L'alarme et le scandale ont été tels que le ministre Bonafede a promis de publier un décret-loi qui rendra les anciens prisonniers à la prison. Le scepticisme est largement répandu quant au fait qu'il va enfin le mettre en pratique et que, s'il le fait, ce sera lorsque ceux qui ont profité de quelques jours en compagnie de membres de leur famille et de tueurs à gages fidèles auront eu le temps de réactiver les réseaux mafieux qui ont été si patiemment et laborieusement détruits.   
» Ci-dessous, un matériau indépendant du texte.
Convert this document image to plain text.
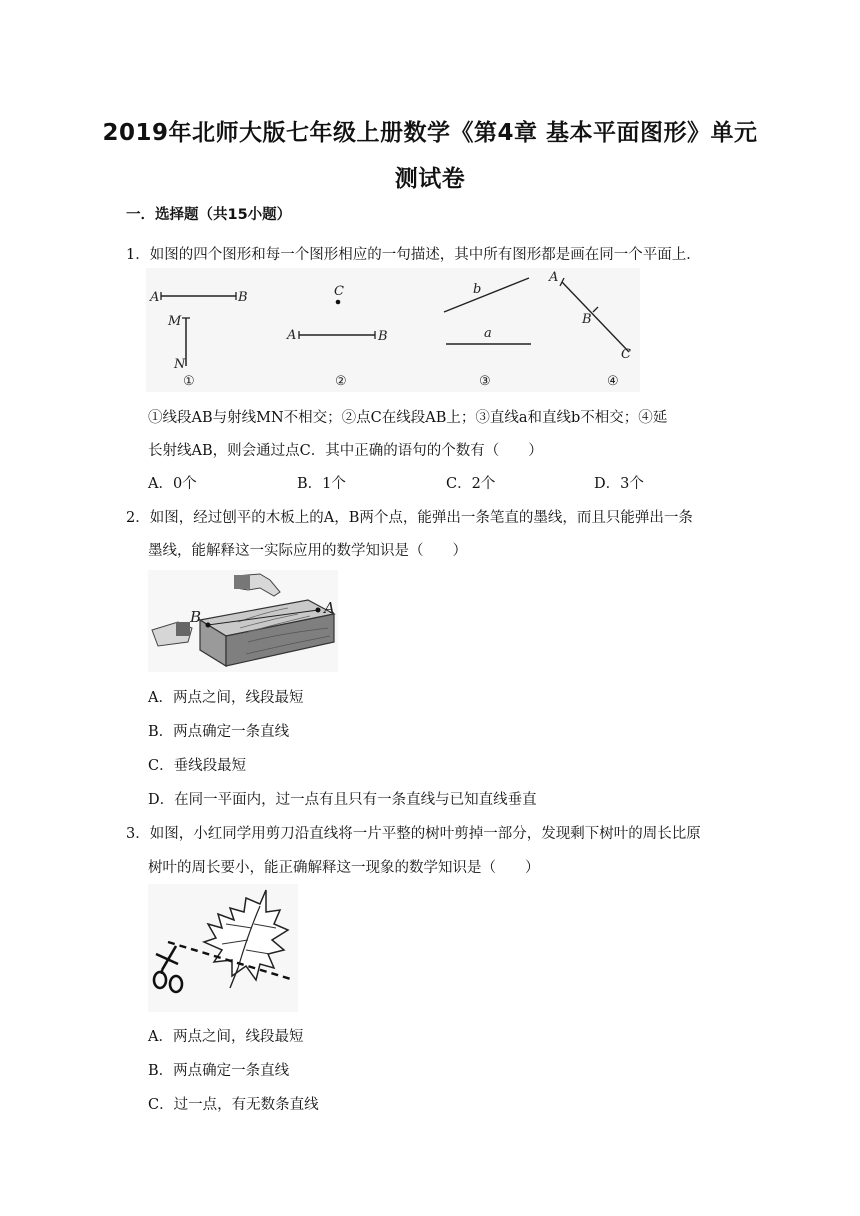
2019年北师大版七年级上册数学《第4章 基本平面图形》单元
测试卷
一．选择题（共15小题）
1．如图的四个图形和每一个图形相应的一句描述，其中所有图形都是画在同一个平面上．
A	B
M
N
①
C
A	B
②
b
a
③
A
B
C
④
①线段AB与射线MN不相交；②点C在线段AB上；③直线a和直线b不相交；④延
长射线AB，则会通过点C．其中正确的语句的个数有（　　）
A．0个	B．1个	C．2个	D．3个
2．如图，经过刨平的木板上的A，B两个点，能弹出一条笔直的墨线，而且只能弹出一条
墨线，能解释这一实际应用的数学知识是（　　）
B	A
A．两点之间，线段最短
B．两点确定一条直线
C．垂线段最短
D．在同一平面内，过一点有且只有一条直线与已知直线垂直
3．如图，小红同学用剪刀沿直线将一片平整的树叶剪掉一部分，发现剩下树叶的周长比原
树叶的周长要小，能正确解释这一现象的数学知识是（　　）
A．两点之间，线段最短
B．两点确定一条直线
C．过一点，有无数条直线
C'est à la fin du siècle dernier qu'en Italie d'abord, puis dans de nombreux autres pays, dont l'Espagne, une série télévisée appelée La Piovra a fait fureur, pour décrire comment les tentacules de cette pieuvre atteignaient les coins les plus reculés de l'État avec ses terribles ventouses. On craint maintenant que La Piovra sorte très forte de la crise provoquée par la pandémie. Les carabiniers ont déjà détecté à la fois des opérations de séduction, comme la fourniture de nourriture à des familles nécessiteuses, et des opérations de prêts à intérêts usuraires et des menaces de rachat de terres à des prix dérisoires par de petits propriétaires et entreprises. Opérations dans le style mafieux le plus classique : obtenir le soutien, le silence et la servitude conséquente de toute la population de « leur » territoire, et l'assujettissement forcé de ceux qui croient encore que l'État les protège suffisamment.